Ryan Laporte, a soil scientist and self-proclaimed mushroom expert in Santa Cruz, explained that it is possible to distinguish poisonous mushrooms from edible ones.
"For the untrained eye they all look the same. I have two encyclopedias. I have a filed guide to edible mushrooms," he said. "You learn over time."
When asked if he or somebody he knew had ever had a frightening experience foraging mushrooms he replied with a tacit, "nope."
However, Laporte cautioned, "if something looks even slightly poisonous, don’t eat it, it’s not even worth it."
While a hands-on approach has worked for Laporte, mycologists-scientists who specialize in fungi-disagree.

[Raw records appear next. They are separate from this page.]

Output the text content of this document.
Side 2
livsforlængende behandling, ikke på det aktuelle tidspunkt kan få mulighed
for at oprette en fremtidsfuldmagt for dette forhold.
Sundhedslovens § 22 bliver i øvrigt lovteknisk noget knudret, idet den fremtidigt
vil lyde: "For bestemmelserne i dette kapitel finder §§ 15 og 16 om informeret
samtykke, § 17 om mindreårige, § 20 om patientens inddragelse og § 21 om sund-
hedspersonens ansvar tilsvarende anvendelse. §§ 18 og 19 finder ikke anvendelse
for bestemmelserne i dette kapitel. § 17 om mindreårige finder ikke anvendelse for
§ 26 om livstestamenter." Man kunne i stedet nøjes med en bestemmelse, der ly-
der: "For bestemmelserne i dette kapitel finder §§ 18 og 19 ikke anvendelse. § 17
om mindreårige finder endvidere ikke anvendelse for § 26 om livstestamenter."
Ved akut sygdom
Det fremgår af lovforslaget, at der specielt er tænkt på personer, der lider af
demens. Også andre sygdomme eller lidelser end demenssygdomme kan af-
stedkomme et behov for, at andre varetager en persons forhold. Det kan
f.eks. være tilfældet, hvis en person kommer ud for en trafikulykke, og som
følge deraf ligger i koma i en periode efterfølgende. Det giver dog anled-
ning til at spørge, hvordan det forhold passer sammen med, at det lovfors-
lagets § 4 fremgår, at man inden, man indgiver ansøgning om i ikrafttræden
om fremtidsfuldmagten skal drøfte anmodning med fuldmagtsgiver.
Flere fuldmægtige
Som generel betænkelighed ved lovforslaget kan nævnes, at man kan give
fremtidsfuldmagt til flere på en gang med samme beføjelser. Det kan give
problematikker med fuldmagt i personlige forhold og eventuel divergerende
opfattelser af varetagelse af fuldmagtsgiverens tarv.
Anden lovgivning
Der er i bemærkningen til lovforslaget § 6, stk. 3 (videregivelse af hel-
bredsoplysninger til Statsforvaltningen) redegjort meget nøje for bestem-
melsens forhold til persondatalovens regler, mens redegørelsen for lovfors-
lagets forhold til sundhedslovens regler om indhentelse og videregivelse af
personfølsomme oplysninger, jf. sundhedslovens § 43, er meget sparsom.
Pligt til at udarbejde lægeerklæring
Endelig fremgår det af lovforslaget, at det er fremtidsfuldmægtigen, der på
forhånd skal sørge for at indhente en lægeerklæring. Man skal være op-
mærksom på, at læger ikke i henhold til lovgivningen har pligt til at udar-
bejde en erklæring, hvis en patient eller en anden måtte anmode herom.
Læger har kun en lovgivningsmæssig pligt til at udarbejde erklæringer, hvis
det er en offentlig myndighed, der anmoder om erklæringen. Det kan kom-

Wilder Ranch ecologist Spohrer stated that he would in no way condone mushroom foraging and that the act is illegal in Wilder Ranch State Park. When asked to comment on allegations made by de facto mushroom experts that say they can identify a poisonous mushroom without scrupulous testing he agreed that it was possible, but cautioned anybody who forages.
"They need to be one hundred percent sure that they know the species," Spohrer said. "There are very good keys available. You should have an advanced knowledge of that key and know how to use it. If you can’t do that, you have no business eating mushrooms."
According to the California Poison Control (CPC) website there are no distinct signs for whether or not a mushroom is poisonous. Some assume a mushroom is poisonous if it stains when bruised, secretes a milky sap, turns garlic blue or black when cooked, turns black when rubbed against, tarnishes a silver spoon when cooked with it, or has scales or warts. However, there are edible mushrooms that share similar attributes.
Mushroom foraging is a popular activity on the UCSC campus. UCSC’s recreation department is planning a mushroom foraging expedition to be led by Phil Carpenter, the president of the Fungus Federation of Santa Cruz, on Saturday, Feb. 2. Also, the Fungus Fair will be held Jan. 13-14 at the Louden Nelson Community Center, where hundreds of species of fungi will be presented.
Admonishing the dangers of over-eager mushroom foraging, the CPC website declares: "There are old mushroom hunters and bold mushroom hunters, but there are no old, bold hunters."